What didn't hold up
These findings were tested and didn't hold as stated. Some were killed outright. Some were narrowed in scope. Some were corrected in magnitude. Each links to the full evidence.
The Most Trustworthy AI Output Is the Least Reliable
- "Trust signals are always inverted" too strong. For content the reader produced themselves, verification is possible. The inversion applies to content the reader hasn't independently verified.
The Strongest Finding Was Wrong
- d=2.34 as the effect size (specificity + length stacked; honest range d=1.37-1.65)
- "Strongest effect in 87 experiments" (large, but not as large as claimed)

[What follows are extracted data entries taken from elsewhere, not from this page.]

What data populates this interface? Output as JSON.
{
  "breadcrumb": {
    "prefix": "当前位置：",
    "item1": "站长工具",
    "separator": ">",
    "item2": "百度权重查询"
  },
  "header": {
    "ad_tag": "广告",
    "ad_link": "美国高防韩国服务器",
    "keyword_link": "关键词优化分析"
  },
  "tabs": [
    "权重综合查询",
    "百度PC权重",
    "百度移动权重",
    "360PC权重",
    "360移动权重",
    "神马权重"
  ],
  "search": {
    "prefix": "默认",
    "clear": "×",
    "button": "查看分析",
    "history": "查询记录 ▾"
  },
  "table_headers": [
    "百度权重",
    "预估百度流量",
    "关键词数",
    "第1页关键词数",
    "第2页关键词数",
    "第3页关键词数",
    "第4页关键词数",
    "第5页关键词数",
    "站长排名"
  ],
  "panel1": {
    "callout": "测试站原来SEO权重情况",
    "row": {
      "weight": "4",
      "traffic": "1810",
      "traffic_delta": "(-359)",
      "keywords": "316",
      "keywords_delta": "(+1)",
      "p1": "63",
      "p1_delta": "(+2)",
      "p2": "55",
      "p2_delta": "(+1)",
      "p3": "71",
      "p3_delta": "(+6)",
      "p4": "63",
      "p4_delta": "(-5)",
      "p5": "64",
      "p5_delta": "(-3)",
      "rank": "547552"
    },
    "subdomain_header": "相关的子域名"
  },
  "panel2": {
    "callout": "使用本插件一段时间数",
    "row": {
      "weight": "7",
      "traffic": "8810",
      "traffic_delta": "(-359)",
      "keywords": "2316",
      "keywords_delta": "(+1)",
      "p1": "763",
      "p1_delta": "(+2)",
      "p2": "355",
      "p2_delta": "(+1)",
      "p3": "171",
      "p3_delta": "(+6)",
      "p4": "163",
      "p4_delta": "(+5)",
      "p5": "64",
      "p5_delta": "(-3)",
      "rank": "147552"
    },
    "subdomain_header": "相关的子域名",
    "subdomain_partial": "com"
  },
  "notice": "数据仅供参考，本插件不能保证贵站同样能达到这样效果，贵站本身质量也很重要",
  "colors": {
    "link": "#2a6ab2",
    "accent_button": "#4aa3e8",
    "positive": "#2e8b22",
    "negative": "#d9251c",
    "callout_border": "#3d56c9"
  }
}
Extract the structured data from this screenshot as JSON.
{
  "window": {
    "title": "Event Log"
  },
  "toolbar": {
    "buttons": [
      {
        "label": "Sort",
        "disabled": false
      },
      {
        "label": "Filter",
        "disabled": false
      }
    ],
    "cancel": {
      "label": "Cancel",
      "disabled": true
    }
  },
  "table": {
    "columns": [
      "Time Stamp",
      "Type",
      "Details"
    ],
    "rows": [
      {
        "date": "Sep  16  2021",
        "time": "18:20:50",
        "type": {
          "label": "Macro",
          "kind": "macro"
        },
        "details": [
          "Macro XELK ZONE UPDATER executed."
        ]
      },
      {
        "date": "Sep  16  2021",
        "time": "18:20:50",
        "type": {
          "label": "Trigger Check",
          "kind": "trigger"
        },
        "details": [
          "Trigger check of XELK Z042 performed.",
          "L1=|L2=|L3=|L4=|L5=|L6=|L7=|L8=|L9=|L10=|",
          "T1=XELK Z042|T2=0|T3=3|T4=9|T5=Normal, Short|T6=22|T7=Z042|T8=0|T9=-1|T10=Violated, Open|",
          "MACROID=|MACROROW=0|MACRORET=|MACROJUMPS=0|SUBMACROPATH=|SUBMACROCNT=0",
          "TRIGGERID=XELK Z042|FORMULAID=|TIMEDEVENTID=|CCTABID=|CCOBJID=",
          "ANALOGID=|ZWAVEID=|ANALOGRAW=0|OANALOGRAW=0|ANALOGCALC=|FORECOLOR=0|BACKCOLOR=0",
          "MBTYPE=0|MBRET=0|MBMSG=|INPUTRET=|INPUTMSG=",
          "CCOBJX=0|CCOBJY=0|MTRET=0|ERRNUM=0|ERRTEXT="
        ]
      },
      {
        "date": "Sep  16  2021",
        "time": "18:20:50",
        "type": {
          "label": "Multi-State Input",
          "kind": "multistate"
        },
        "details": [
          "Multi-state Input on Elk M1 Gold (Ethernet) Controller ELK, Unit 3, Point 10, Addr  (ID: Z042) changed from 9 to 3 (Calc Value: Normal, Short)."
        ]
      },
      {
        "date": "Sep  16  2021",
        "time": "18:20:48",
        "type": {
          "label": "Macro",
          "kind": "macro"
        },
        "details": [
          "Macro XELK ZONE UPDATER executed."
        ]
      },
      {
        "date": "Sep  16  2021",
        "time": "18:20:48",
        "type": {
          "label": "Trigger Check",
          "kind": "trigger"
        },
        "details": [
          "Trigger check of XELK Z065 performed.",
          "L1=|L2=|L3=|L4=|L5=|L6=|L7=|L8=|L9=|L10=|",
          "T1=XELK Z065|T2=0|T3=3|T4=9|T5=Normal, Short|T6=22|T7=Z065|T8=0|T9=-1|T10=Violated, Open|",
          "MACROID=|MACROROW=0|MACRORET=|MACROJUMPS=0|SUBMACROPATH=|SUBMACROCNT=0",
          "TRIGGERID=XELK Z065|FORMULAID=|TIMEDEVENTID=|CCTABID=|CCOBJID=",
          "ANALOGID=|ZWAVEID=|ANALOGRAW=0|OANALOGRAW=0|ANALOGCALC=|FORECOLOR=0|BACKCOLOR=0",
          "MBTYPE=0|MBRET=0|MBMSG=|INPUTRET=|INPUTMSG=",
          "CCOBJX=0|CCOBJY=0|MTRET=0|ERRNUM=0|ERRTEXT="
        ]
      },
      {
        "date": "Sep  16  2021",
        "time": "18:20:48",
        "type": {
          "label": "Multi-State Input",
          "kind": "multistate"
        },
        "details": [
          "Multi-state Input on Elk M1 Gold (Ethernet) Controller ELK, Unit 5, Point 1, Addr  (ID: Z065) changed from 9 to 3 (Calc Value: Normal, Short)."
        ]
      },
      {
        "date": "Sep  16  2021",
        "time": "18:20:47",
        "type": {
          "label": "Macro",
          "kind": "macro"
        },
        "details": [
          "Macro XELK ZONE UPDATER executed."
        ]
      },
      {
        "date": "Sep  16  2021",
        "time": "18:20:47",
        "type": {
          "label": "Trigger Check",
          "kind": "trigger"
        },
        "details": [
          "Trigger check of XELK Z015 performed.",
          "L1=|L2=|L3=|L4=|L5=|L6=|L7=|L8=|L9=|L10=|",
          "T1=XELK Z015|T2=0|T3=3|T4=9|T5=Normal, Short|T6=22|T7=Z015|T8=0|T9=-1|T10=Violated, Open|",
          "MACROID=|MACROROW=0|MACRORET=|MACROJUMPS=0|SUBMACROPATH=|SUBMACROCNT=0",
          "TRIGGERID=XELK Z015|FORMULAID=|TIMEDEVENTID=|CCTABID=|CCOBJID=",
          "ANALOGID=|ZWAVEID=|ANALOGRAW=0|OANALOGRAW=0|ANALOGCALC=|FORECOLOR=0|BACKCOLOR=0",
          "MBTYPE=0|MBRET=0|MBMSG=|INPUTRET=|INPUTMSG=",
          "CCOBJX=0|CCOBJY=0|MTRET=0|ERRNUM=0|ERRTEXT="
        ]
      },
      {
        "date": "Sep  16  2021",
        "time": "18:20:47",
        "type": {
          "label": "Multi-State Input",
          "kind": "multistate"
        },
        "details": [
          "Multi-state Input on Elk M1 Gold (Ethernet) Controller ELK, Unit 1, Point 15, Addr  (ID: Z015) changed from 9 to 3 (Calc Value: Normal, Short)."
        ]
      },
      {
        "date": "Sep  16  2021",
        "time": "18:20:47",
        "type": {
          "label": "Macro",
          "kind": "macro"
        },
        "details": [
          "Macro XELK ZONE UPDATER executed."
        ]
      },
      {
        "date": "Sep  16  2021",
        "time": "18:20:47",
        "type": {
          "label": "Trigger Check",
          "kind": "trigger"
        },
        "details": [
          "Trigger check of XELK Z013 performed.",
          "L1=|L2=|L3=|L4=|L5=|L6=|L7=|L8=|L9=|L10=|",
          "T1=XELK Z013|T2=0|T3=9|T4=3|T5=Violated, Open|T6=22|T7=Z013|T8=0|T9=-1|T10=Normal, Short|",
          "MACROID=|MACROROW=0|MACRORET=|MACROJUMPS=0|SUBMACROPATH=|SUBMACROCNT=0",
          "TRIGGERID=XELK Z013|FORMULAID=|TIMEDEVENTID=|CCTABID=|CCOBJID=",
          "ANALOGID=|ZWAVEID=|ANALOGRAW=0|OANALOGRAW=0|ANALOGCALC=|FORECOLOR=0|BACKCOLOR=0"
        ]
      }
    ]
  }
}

- Clean separation at density level: quality demands show d=1.19 at density vs d=0.11 raw (density partially conflates specificity with shorter output length)
Why AI Can't Check Its Own Work
- "Self-check is useless" too strong. Catches formatting and surface errors.
- "Multiple passes always help" killed. Iteration without independence circles.
How to Stop AI from Making Up Numbers
- "Source material fixes everything" killed. Vocabulary, conclusions, reasoning stay at baseline.
- "Source format matters" killed. Structured and narrative produce equivalent results (0.7% vs 0.9%).
Most AI Numbers Are Fabricated
- "100% fabrication is universal" killed. xAI shows 77% with topic-dependent retrieval
- "PROTOCOL fixes fabrication" killed. Highest fabrication rate of all conditions
- "Source grounding fixes everything above data" partially killed. Vocabulary and causal framing stay at baseline for same-topic regeneration. BUT on reasoning tasks with ground truth (5 domains, 20 docs): source-present gt_hit_rate 75% vs source-absent 38% (d=1.38, CI [0.61, 2.81]). Source grounding improves correctness on reasoning tasks, not just reformulation. Wrong conclusions: present 0.1 vs absent 0.5 (d=-0.92).